In the early, online edition of the Proceedings of the National Academy of Sciences, researchers from Germany, Singapore, and the US present evidence suggesting both breastfeeding experience and genetic variation in the CD38 gene influence infants' attention to emotion in other people's eyes. Using a combination of CD38 genotypes and breastfeeding behavior reports for 98 seven-month-old infants, the team saw apparent differences in attention to social eye cues for infants carrying a CD38 polymorphism previously linked to autism and diminished oxytocin hormone availability.
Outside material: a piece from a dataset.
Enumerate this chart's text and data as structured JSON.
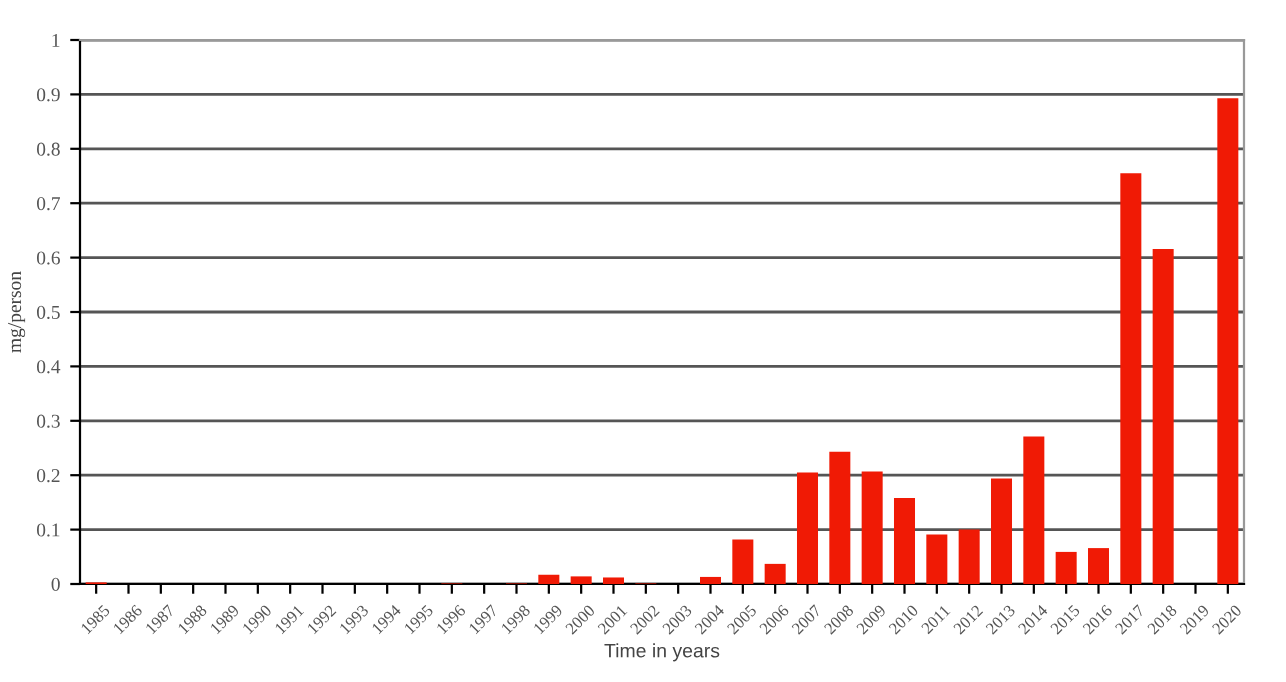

But such effects were partly modulated by breastfeeding experience, the study's authors say. "These findings underline the importance of maternal care and the oxytocin system in contributing to the early development of responding to social eye cues," they write.

A team from the US and China describe an apparent role for a microRNA called miR-150 in maintaining normal blood vessel repertoires in the retina of the eye and preventing excessive new blood vessel formation. In a mouse model, the researchers used an array-based approach to search for retinal miRNAs showing altered expression in mice with oxygen-induced retinopathy compared to those with normal retinal features. The search led to miR-150 — a miRNA that normally curbs excess retinal vessel formation, but is downregulated in mice with so-called pathologic ocular neovascularization.

Finally, State University of New York at Buffalo and Duke University researchers explore the features found in point centromeres compared to regional centromeres in the yeast model organism and opportunistic human pathogen Candida lusitaniae.  After narrowing in on centromere sites in the C. lusitaniae genome with chromatin immunoprecipitation sequencing experiments targeting the centromere proteins Cse4 and Mif2, the team determined that the yeast's regional centromeres are not neighbored by tightly packed pericentromeric heterochromatin. As such, the study's authors explain, the work suggests that "although pericentromeric heterochromatin is generally important for promoting proper centromere function, it is not universally necessary."